Ink, Coffee, and Silence

Daily writing prompt
What strategies do you use to cope with negative feelings?

Negative feelings don’t show up politely. They don’t knock on the door and ask if it’s a good time. Sometimes they slip in quiet, like they’ve always had a key. Other times they kick the damn door open, track mud across the floor, and sit down like they pay the rent. They never bring tools to fix what they broke.

I’ve learned over the years that pretending they aren’t there just makes them louder. Ignoring them never worked for me. They don’t leave. They wait.

One thing I do is write. Not because it’s noble, and not because I think everything I write is worth reading. Most of it isn’t. I’ve been filling notebooks most of my life. While my wife was dying, I started posting my work publicly because the pain had to go somewhere, and my head was running out of room to keep it all inside. When it stays inside, it grows teeth. When it’s on paper, it’s just ink, and sometimes that’s enough to make it let go.

Sometimes I draw. Freehand, pencil on paper, nothing fancy. There’s something about dragging an image out of your head and forcing it onto the page that slows the noise down. Writing helps, but drawing is different. When I’m sketching, my thoughts can’t outrun my hand, and that’s slow enough to make whatever’s got hold of me loosen its grip. I’m sure some egghead somewhere has a ten-dollar word for why that works. But any word over five dollars usually makes you sound like an asshole, so I don’t worry about the science of it. I just know it works.

Sometimes I read. Not the kind where you’re chasing a goal or trying to look smart. Just reading to get out of my own head for a while. History, crime novels, philosophy, anything that reminds me the world was screwed up long before I got here, and it’ll stay that way after I’m gone. Somebody else has already lived through worse and kept going, which makes it hard to sit there thinking my problems are the end of the story.

Coffee helps. Not because caffeine fixes anything, but because routine does. Grinding the beans, pouring the water, standing there half awake while the machine does its thing — that’s a small piece of the world that still makes sense when the rest of it doesn’t.

I also learned that silence isn’t the enemy, no matter what people say. I’ve always been a loner. For a long time I figured it was safer to keep my thoughts to myself, mostly because people mock what they don’t understand. When I was younger, that got under my skin more than I liked to admit. Part of the reason I started training, lifting, pushing myself the way I did, was because of that. Funny thing is, getting stronger didn’t stop the noise in my head — it just made it quiet enough to live with.

And quiet is enough. If I sit still long enough, the noise settles. Not gone, just quieter. Quiet enough to think instead of react.

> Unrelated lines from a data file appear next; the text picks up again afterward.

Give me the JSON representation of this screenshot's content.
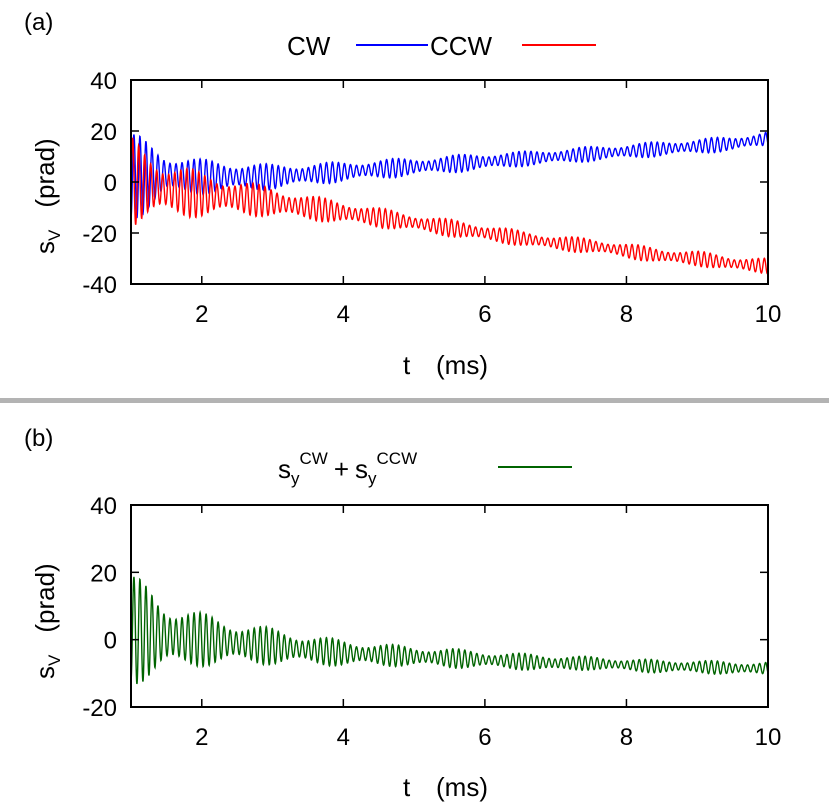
{
  "charts": {
    "a": {
      "panel_label": "(a)",
      "ylabel_main": "s",
      "ylabel_sub": "V",
      "ylabel_unit": "(prad)",
      "xlabel_main": "t",
      "xlabel_unit": "(ms)",
      "legend": [
        {
          "label": "CW",
          "color": "#0000ff"
        },
        {
          "label": "CCW",
          "color": "#ff0000"
        }
      ]
    },
    "b": {
      "panel_label": "(b)",
      "ylabel_main": "s",
      "ylabel_sub": "V",
      "ylabel_unit": "(prad)",
      "xlabel_main": "t",
      "xlabel_unit": "(ms)",
      "legend_parts": {
        "s1": "s",
        "sub1": "y",
        "sup1": "CW",
        "plus": "+",
        "s2": "s",
        "sub2": "y",
        "sup2": "CCW"
      },
      "legend_color": "#006400"
    }
  },
  "chart_data": [
    {
      "type": "line",
      "xlim": [
        1,
        10
      ],
      "ylim": [
        -40,
        40
      ],
      "xticks": [
        2,
        4,
        6,
        8,
        10
      ],
      "yticks": [
        -40,
        -20,
        0,
        20,
        40
      ],
      "grid": false,
      "legend_position": "top-center",
      "series": [
        {
          "name": "CW",
          "color": "#0000ff",
          "x": [
            1.0,
            1.5,
            2.0,
            2.5,
            3.0,
            3.5,
            4.0,
            4.5,
            5.0,
            5.5,
            6.0,
            6.5,
            7.0,
            7.5,
            8.0,
            8.5,
            9.0,
            9.5,
            10.0
          ],
          "y_mid": [
            2,
            3,
            2,
            2,
            2,
            3,
            4,
            5,
            6,
            7,
            8,
            9,
            10,
            11,
            12,
            13,
            14,
            15,
            17
          ],
          "y_amplitude": [
            18,
            9,
            7,
            6,
            5,
            4.5,
            4,
            4,
            3.5,
            3.5,
            3.5,
            3,
            3,
            3,
            3,
            3,
            3,
            3,
            3
          ]
        },
        {
          "name": "CCW",
          "color": "#ff0000",
          "x": [
            1.0,
            1.5,
            2.0,
            2.5,
            3.0,
            3.5,
            4.0,
            4.5,
            5.0,
            5.5,
            6.0,
            6.5,
            7.0,
            7.5,
            8.0,
            8.5,
            9.0,
            9.5,
            10.0
          ],
          "y_mid": [
            0,
            -3,
            -5,
            -6,
            -8,
            -10,
            -12,
            -14,
            -16,
            -18,
            -20,
            -22,
            -24,
            -25,
            -27,
            -29,
            -30,
            -32,
            -33
          ],
          "y_amplitude": [
            18,
            11,
            9,
            7,
            6,
            5,
            4.5,
            4,
            3.5,
            3.5,
            3.5,
            3,
            3,
            3,
            3,
            3,
            3,
            3,
            3
          ]
        }
      ]
    },
    {
      "type": "line",
      "xlim": [
        1,
        10
      ],
      "ylim": [
        -20,
        40
      ],
      "xticks": [
        2,
        4,
        6,
        8,
        10
      ],
      "yticks": [
        -20,
        0,
        20,
        40
      ],
      "grid": false,
      "legend_position": "top-center",
      "series": [
        {
          "name": "sy CW + sy CCW",
          "color": "#006400",
          "x": [
            1.0,
            1.5,
            2.0,
            2.5,
            3.0,
            3.5,
            4.0,
            4.5,
            5.0,
            5.5,
            6.0,
            6.5,
            7.0,
            7.5,
            8.0,
            8.5,
            9.0,
            9.5,
            10.0
          ],
          "y_mid": [
            3,
            1,
            0,
            -1,
            -2,
            -3,
            -4,
            -4.5,
            -5,
            -5.5,
            -6,
            -6.5,
            -7,
            -7,
            -7.5,
            -8,
            -8,
            -8.5,
            -8.5
          ],
          "y_amplitude": [
            17,
            11,
            8,
            6.5,
            5.5,
            4.5,
            4,
            3.5,
            3,
            3,
            2.5,
            2.5,
            2.5,
            2,
            2,
            2,
            2,
            2,
            2
          ]
        }
      ]
    }
  ]
}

And sometimes I laugh at it. Not the fake laugh you use in public, but the kind that comes out when you realize life doesn’t care what you had planned. You work, you worry, you try to keep things together, and something still comes along and knocks the whole thing sideways. After a while you either laugh at the mess or let it tear you up. Laughing is cheaper.

I don’t have a perfect system. Some days none of this works. Some days the best strategy is just getting through the day without doing something you’ll regret tomorrow.

That counts too.

Because coping isn’t about winning.
It’s about staying in the fight long enough to see the next morning.